According to a recent article from a Professor in Wisconsin USA, calorie counting devices may only be 75% correct in their totals. Much loved by dieters and gym goers (mostly female), these machines tell you how many calories you’re burning whether you’re on an exercise bike, taking a brisk walk or using a Nintendo Wii. Some people even like to know how many calories they’re burning while sitting on the sofa! But how accurate are these beasties? And should you pay much attention to them?
Sadly, say the experts, it’s unlikely your particular device will be particularly accurate. True, they can get it right, but they can also be way out – up to 30% too high or too low in some cases. The problem is that everyone is different, it depends on the intensity and duration of the exercise, how many muscle groups you’re using at the same time, and so on - to get an accurate figure would mean being wired up to space age machinery in a special room, so is simply not practical for your average person.
The calorie counting machines that we all love so much are simply making a guess based on your weight, heart rate and how heavily you are breathing (your oxygen consumption).
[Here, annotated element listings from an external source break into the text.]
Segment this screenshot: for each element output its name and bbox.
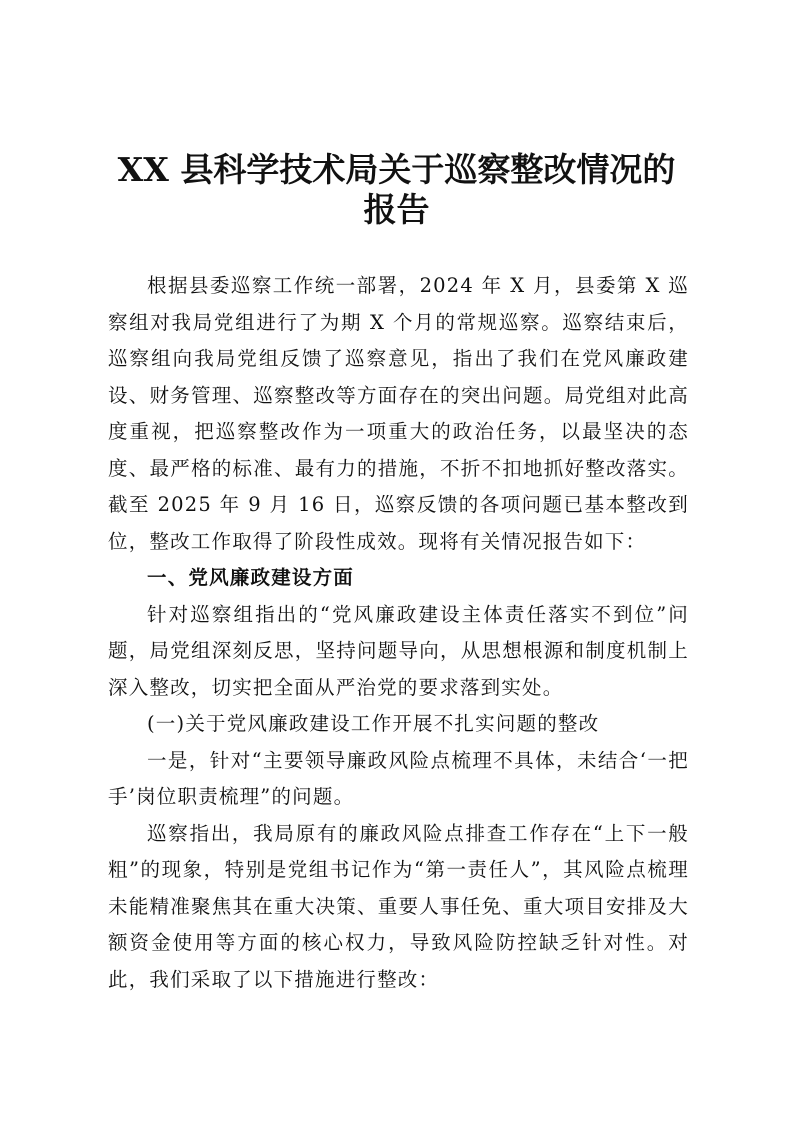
document-body <box>108 268 689 998</box>
intro-paragraph: 根据县委巡察工作统一部署，2024 年 X 月，县委第 X 巡察组对我局党组进行了为期 X 个月的常规巡察。巡察结束后，巡察组向我局党组反馈了巡察意见，指出了我们在党风廉政建设、财务管理、巡察整改等方面存在的突出问题。局党组对此高度重视，把巡察整改作为一项重大的政治任务，以最坚决的态度、最严格的标准、最有力的措施，不折不扣地抓好整改落实。截至 2025 年 9 月 16 日，巡察反馈的各项问题已基本整改到位，整改工作取得了阶段性成效。现将有关情况报告如下： <box>108 274 689 553</box>
detail-paragraph: 巡察指出，我局原有的廉政风险点排查工作存在“上下一般粗”的现象，特别是党组书记作为“第一责任人”，其风险点梳理未能精准聚焦其在重大决策、重要人事任免、重大项目安排及大额资金使用等方面的核心权力，导致风险防控缺乏针对性。对此，我们采取了以下措施进行整改： <box>108 821 689 991</box>
subsection-heading: (一)关于党风廉政建设工作开展不扎实问题的整改 <box>147 712 600 735</box>
item-one-paragraph: 一是，针对“主要领导廉政风险点梳理不具体，未结合‘一把手’岗位职责梳理”的问题。 <box>108 748 689 808</box>
document-title-line-2: 报告 <box>363 190 430 229</box>
document-title-line-1: XX 县科学技术局关于巡察整改情况的 <box>117 150 676 189</box>
section-intro-paragraph: 针对巡察组指出的“党风廉政建设主体责任落实不到位”问题，局党组深刻反思，坚持问题导向，从思想根源和制度机制上深入整改，切实把全面从严治党的要求落到实处。 <box>108 602 689 699</box>
section-heading: 一、党风廉政建设方面 <box>147 566 355 589</box>
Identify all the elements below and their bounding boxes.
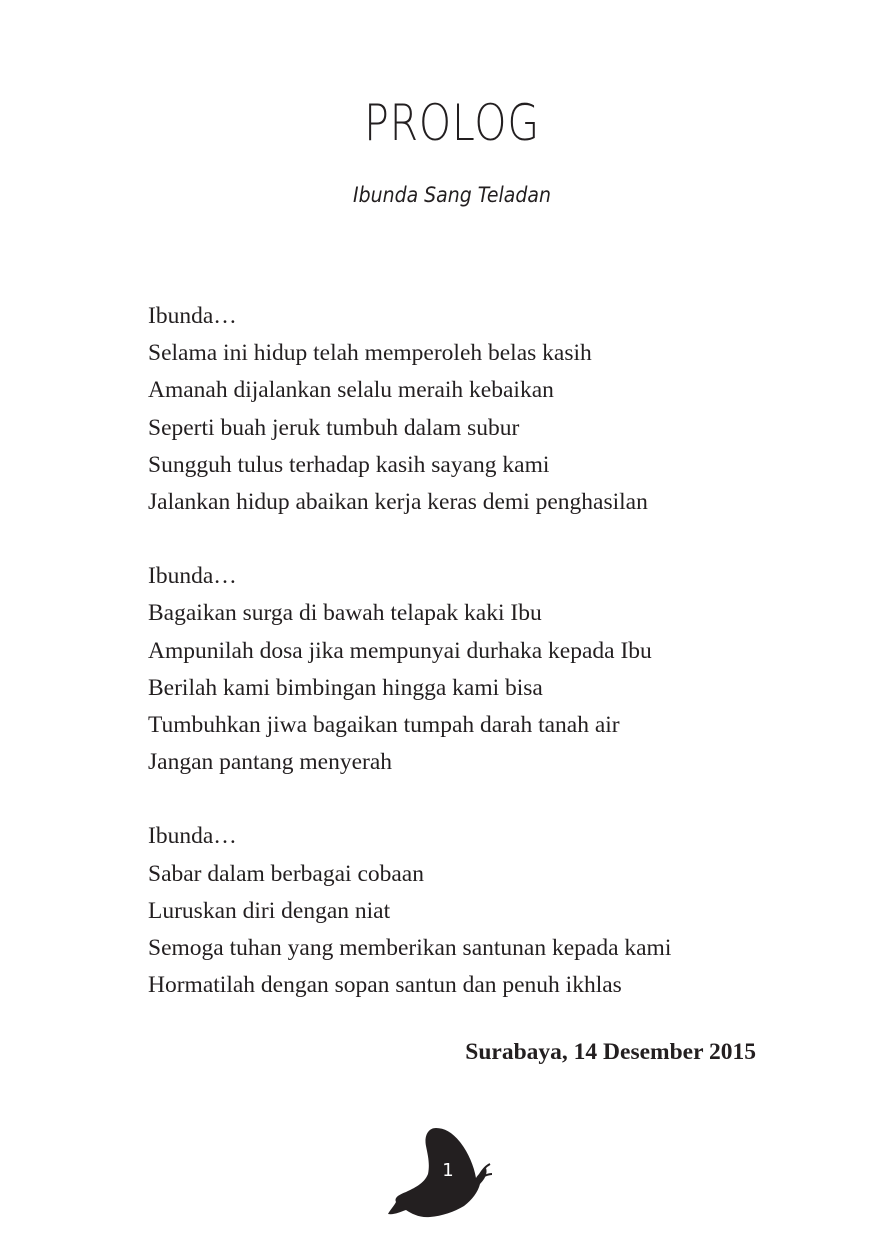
poem-line: Hormatilah dengan sopan santun dan penuh ikhlas — [148, 972, 622, 999]
butterfly-icon — [384, 1122, 494, 1222]
poem-stanza-2 — [148, 558, 828, 781]
poem-line: Sabar dalam berbagai cobaan — [148, 860, 424, 887]
signature-place-date: Surabaya, 14 Desember 2015 — [465, 1039, 756, 1065]
page-title: PROLOG — [364, 94, 540, 152]
poem-line: Ibunda… — [148, 303, 237, 329]
poem-stanza-1 — [148, 298, 828, 521]
poem-line: Tumbuhkan jiwa bagaikan tumpah darah tanah air — [148, 712, 620, 739]
poem-line: Ampunilah dosa jika mempunyai durhaka kepada Ibu — [148, 637, 652, 664]
poem-line: Seperti buah jeruk tumbuh dalam subur — [148, 414, 520, 441]
poem-line: Luruskan diri dengan niat — [148, 897, 391, 924]
poem-line: Selama ini hidup telah memperoleh belas kasih — [148, 340, 592, 367]
poem-line: Ibunda… — [148, 563, 237, 590]
poem-body — [148, 298, 828, 1041]
page-subtitle: Ibunda Sang Teladan — [353, 183, 551, 207]
poem-stanza-3 — [148, 818, 828, 1004]
poem-line: Semoga tuhan yang memberikan santunan kepada kami — [148, 935, 672, 962]
poem-line: Amanah dijalankan selalu meraih kebaikan — [148, 377, 554, 404]
page-number: 1 — [442, 1160, 454, 1181]
poem-line: Jangan pantang menyerah — [148, 749, 393, 776]
poem-line: Ibunda… — [148, 823, 237, 850]
poem-line: Jalankan hidup abaikan kerja keras demi penghasilan — [148, 489, 648, 516]
poem-line: Sungguh tulus terhadap kasih sayang kami — [148, 451, 550, 478]
poem-line: Bagaikan surga di bawah telapak kaki Ibu — [148, 600, 542, 627]
poem-line: Berilah kami bimbingan hingga kami bisa — [148, 674, 543, 701]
But even if your calorie counter starts off accurate, calories burned will alter as you get fitter, as your body will expend as little energy and burn as few calories as it possibly can; a survival trait left over from caveman days!
It stands to reason that the more the machine costs, the more accurate it is likely to be. Fitness company Life Fitness which supplies top range gym equipment has 38 cal counting programs on its machines, and the client enters their current weight, age and heart rate. More accurate than most, but the best indication of calories burned is also the simplest – how tight are your jeans?